Sebanyak 135 mahasiswa Program Studi D-3 Farmasi Universitas Harkat Negeri mengikuti kegiatan Kuliah Kerja Lapangan (KKL) Tahun 2026. Kegiatan yang bertujuan untuk memperkuat pemahaman mahasiswa terhadap penerapan ilmu kefarmasian secara langsung di dunia industri dan layanan kesehatan, dilaksanakan di Semarang-Bali, pada Jumat-Selasa, (23-27/1/2026).
Selama pelaksanaan KKL, mahasiswa mengikuti kunjungan akademik ke PT Kutus-Kutus Herbal, salah satu industri herbal nasional, untuk melihat secara langsung proses produksi minyak Kutus Kutus. Dalam kunjungan ini, mahasiswa memperoleh pemahaman mengenai pemanfaatan bahan alam lokal, proses pengolahan, serta penerapan standar mutu industri herbal.
Rangkaian kegiatan dilanjutkan dengan kunjungan ke Secret Garden/Oemah Herborist, tempat mahasiswa mempelajari proses pembuatan kosmetik berbahan alami. Selain mengikuti tur edukatif, mahasiswa juga mendapatkan pengalaman praktik sederhana pembuatan sabun sebagai bagian dari pengenalan formulasi kosmetik alami.

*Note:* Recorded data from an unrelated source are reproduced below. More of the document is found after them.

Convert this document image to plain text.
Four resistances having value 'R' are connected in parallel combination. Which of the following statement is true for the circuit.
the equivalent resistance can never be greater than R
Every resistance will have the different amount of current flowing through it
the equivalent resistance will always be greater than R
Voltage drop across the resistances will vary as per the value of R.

Dosen Program Studi D-3 Farmasi, Muladi Putra Mahardika, menyampaikan bahwa kegiatan KKL ini merupakan bagian penting dari proses pembelajaran mahasiswa. Tidak hanya industri, mahasiswa juga melakukan kunjungan ke Dinas Kesehatan untuk memperoleh gambaran nyata mengenai program kesehatan masyarakat, sistem pelayanan kesehatan, serta mekanisme pencatatan dan pelaporan di tingkat pemerintah daerah. Kunjungan ini memberikan perspektif penting tentang peran tenaga kefarmasian dalam mendukung kebijakan dan layanan kesehatan publik.
“Melalui KKL ini, mahasiswa dapat menghubungkan teori yang dipelajari di bangku kuliah dengan praktik di lapangan. Selain itu, kegiatan ini juga melatih soft skill mahasiswa seperti komunikasi, kerja sama tim, dan etika profesional sebagai bekal memasuki dunia kerja,” ujarnya.
Ketua Program Studi D-3 Farmasi, Rizki Febriyanti menyampaikan kegiatan KKL diawali dengan pembekalan sebelum keberangkatan dan diakhiri dengan presentasi hasil KKL setelah mahasiswa kembali ke kampus. Dengan demikian, pengalaman lapangan yang diperoleh mahasiswa diharapkan dapat mendukung capaian pembelajaran akademik secara optimal.
“Melalui kegiatan ini, mahasiswa D3 Farmasi diharapkan semakin siap berkontribusi dalam pengembangan industri kesehatan, khususnya di bidang herbal, kosmetik, dan pelayanan kefarmasian, serta mampu menjawab tantangan dunia kerja yang semakin kompetitif,” ujar Rizki.
Dewi Marya Achmad, Kepala Technical Unit BPOM Semarang menuturkan Badan Pengawas Obat dan Makanan bertugas menyelenggarakan pengawasan obat tradisional, suplemen kesehatan, kosmetik, dan pangan olahan sesuai Perpres 80/2017.
“BPOM Semarang bertanggung jawab atas pengawasan distribusi obat di Jawa Tengah, termasuk pemeriksaan apotek. Fungsi utama mencakup pemeriksaan fasilitas, sampling obat rutin, dan pengujian laboratorium untuk verifikasi mutu serta legalitas, melakukan monitoring label, iklan obat dan penindakan obat palsu/kadaluarsa,” tambah Dewi.